Em revés para os ex-agentes políticos, a Primeira Turma do Superior Tribunal de Justiça (STJ) reafirmou, nesta terça-feira (9/4), a condenação por improbidade administrativa de José Roberto Arruda, ex-governador, e Jaqueline Roriz, ex-deputada federal. A decisão, proferida no âmbito da Operação Caixa de Pandora, enterra as esperanças de Arruda e Roriz de reverterem a sentença.
Os ministros do STJ negaram provimento ao recurso apresentado pelos políticos, mantendo integralmente o veredito do Tribunal de Justiça do Distrito Federal e dos Territórios (TJDFT).
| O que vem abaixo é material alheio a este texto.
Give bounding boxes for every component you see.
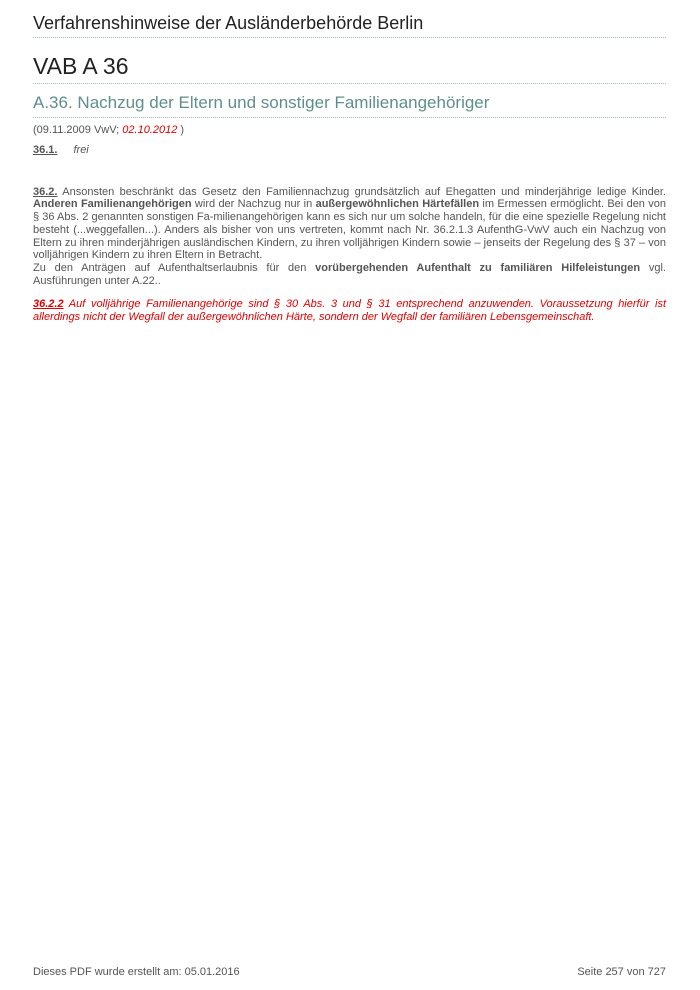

O caso remonta a 2006, quando Jaqueline Roriz, então candidata a deputada distrital, foi flagrada recebendo recursos de origem duvidosa supostamente destinados a impulsionar a campanha de Arruda ao Governo do Distrito Federal (GDF).
O ministro Gurgel de Faria, relator do processo, enfatizou que o TJDFT identificou claramente a conduta ímproba e o elemento subjetivo inerente, ressaltando a impossibilidade de modificar a decisão em sede de recurso especial sem uma nova análise das provas já apresentadas.
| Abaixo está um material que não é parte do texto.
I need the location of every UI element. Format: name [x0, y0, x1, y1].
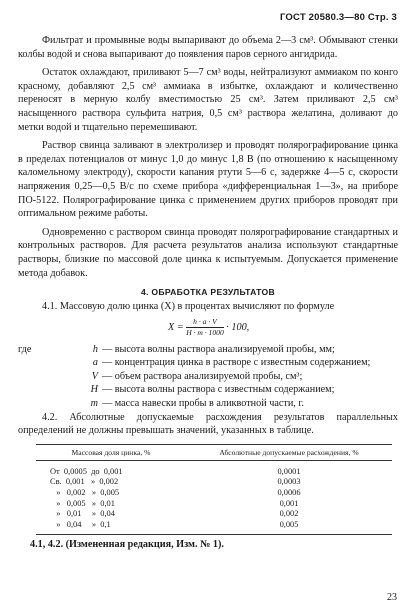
definition-lead: [18, 370, 84, 384]
page-header: ГОСТ 20580.3—80 Стр. 3: [279, 12, 397, 23]
table-header-mass-fraction: Массовая доля цинка, %: [71, 447, 151, 457]
definition-symbol: V: [91, 370, 98, 382]
table-cell-tolerance: 0,001: [279, 498, 299, 508]
definition-symbol: a: [92, 357, 98, 369]
formula-rhs: · 100,: [226, 321, 250, 333]
formula-denominator: H · m · 1000: [186, 327, 224, 337]
paragraph-filtrate: Фильтрат и промывные воды выпаривают до объема 2—3 см³. Обмывают стенки колбы водой и снова выпаривают до появления паров серного ангидрида.: [18, 35, 398, 60]
table-cell-range: » 0,01 » 0,04: [50, 509, 115, 519]
table-cell-tolerance: 0,0006: [277, 488, 301, 498]
definition-lead: где: [18, 343, 32, 355]
table-cell-tolerance: 0,0003: [277, 477, 301, 487]
definition-symbol: h: [92, 343, 98, 355]
definition-row: [18, 397, 398, 411]
table-cell-range: » 0,002 » 0,005: [50, 488, 120, 498]
paragraph-polarography: Раствор свинца заливают в электролизер и проводят полярографирование цинка в пределах потенциалов от минус 1,0 до минус 1,8 В (по отношению к насыщенному каломельному электроду), скорости капания ртути 5—6 с, задержке 4—5 с, скорости напряжения 0,25—0,5 В/с по схеме прибора «дифференциальная 1—3», на приборе ПО-5122. Полярографирование цинка с применением других приборов проводят при оптимальном режиме работы.: [18, 140, 398, 220]
definition-lead: [18, 383, 84, 397]
table-header-tolerance: Абсолютные допускаемые расхождения, %: [219, 447, 359, 457]
definition-row: [18, 370, 398, 384]
tolerance-table: [36, 444, 392, 536]
paragraph-residue: Остаток охлаждают, приливают 5—7 см³ воды, нейтрализуют аммиаком по конго красному, добавляют 2,5 см³ аммиака в избытке, охлаждают и количественно переносят в мерную колбу вместимостью 25 см³. Затем приливают 2,5 см³ насыщенного раствора сульфита натрия, 0,5 см³ раствора желатина, доливают до метки водой и тщательно перемешивают.: [18, 67, 398, 133]
document-body: [18, 34, 398, 550]
definition-row: [18, 356, 398, 370]
table-header: [36, 444, 392, 461]
definition-symbol: H: [90, 384, 98, 396]
table-cell-tolerance: 0,005: [279, 519, 299, 529]
definition-text: — концентрация цинка в растворе с известным содержанием;: [102, 357, 371, 369]
section-title: 4. ОБРАБОТКА РЕЗУЛЬТАТОВ: [140, 287, 276, 298]
definition-text: — масса навески пробы в аликвотной части, г.: [102, 398, 304, 410]
definition-text: — высота волны раствора с известным содержанием;: [102, 384, 335, 396]
table-column-tolerance: [186, 467, 392, 531]
table-cell-range: » 0,04 » 0,1: [50, 519, 111, 529]
definition-row: [18, 383, 398, 397]
definition-row: [18, 343, 398, 357]
formula-numerator: h · a · V: [186, 317, 224, 328]
table-cell-range: От 0,0005 до 0,001: [50, 466, 123, 476]
formula-lhs: X =: [168, 321, 184, 333]
paragraph-standards: Одновременно с раствором свинца проводят полярографирование стандартных и контрольных растворов. Для расчета результатов анализа используют стандартные растворы, близкие по массовой доле цинка к испытуемым. Допускается применение метода добавок.: [18, 226, 398, 279]
table-cell-tolerance: 0,0001: [277, 466, 301, 476]
formula-fraction: [186, 317, 224, 338]
table-column-range: [36, 467, 186, 531]
definition-text: — высота волны раствора анализируемой пробы, мм;: [102, 343, 335, 355]
table-cell-range: Св. 0,001 » 0,002: [50, 477, 119, 487]
zinc-formula: [168, 317, 398, 339]
amendment-note: 4.1, 4.2. (Измененная редакция, Изм. № 1).: [30, 539, 224, 551]
symbol-definitions: [18, 343, 398, 411]
paragraph-4-1: 4.1. Массовую долю цинка (X) в процентах вычисляют по формуле: [42, 301, 335, 313]
definition-lead: [18, 397, 84, 411]
table-body: [36, 461, 392, 536]
definition-lead: [18, 356, 84, 370]
table-cell-range: » 0,005 » 0,01: [50, 498, 115, 508]
page-number: 23: [387, 592, 397, 603]
paragraph-4-2: 4.2. Абсолютные допускаемые расхождения результатов параллельных определений не должны превышать значений, указанных в таблице.: [18, 411, 398, 437]
definition-text: — объем раствора анализируемой пробы, см³;: [102, 370, 303, 382]
definition-symbol: m: [90, 398, 98, 410]
table-cell-tolerance: 0,002: [279, 509, 299, 519]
A defesa de Jaqueline Roriz, por sua vez, manifestou discordância e anunciou que pretende recorrer da decisão. “A defesa discorda respeitosamente da decisão do STJ, pois acredita que a reconhecida nulidade de provas deveria levar à cassação da condenação, mesmo em sede de recurso especial. Decidir o contrário perpetua uma condenação injusta decorrente de provas manipuladas e, portanto, ilícitas”, declarou o advogado Paulo Emílio Catta Preta.
A equipe de reportagem busca contato com a defesa de Arruda para obter um posicionamento sobre a decisão do STJ.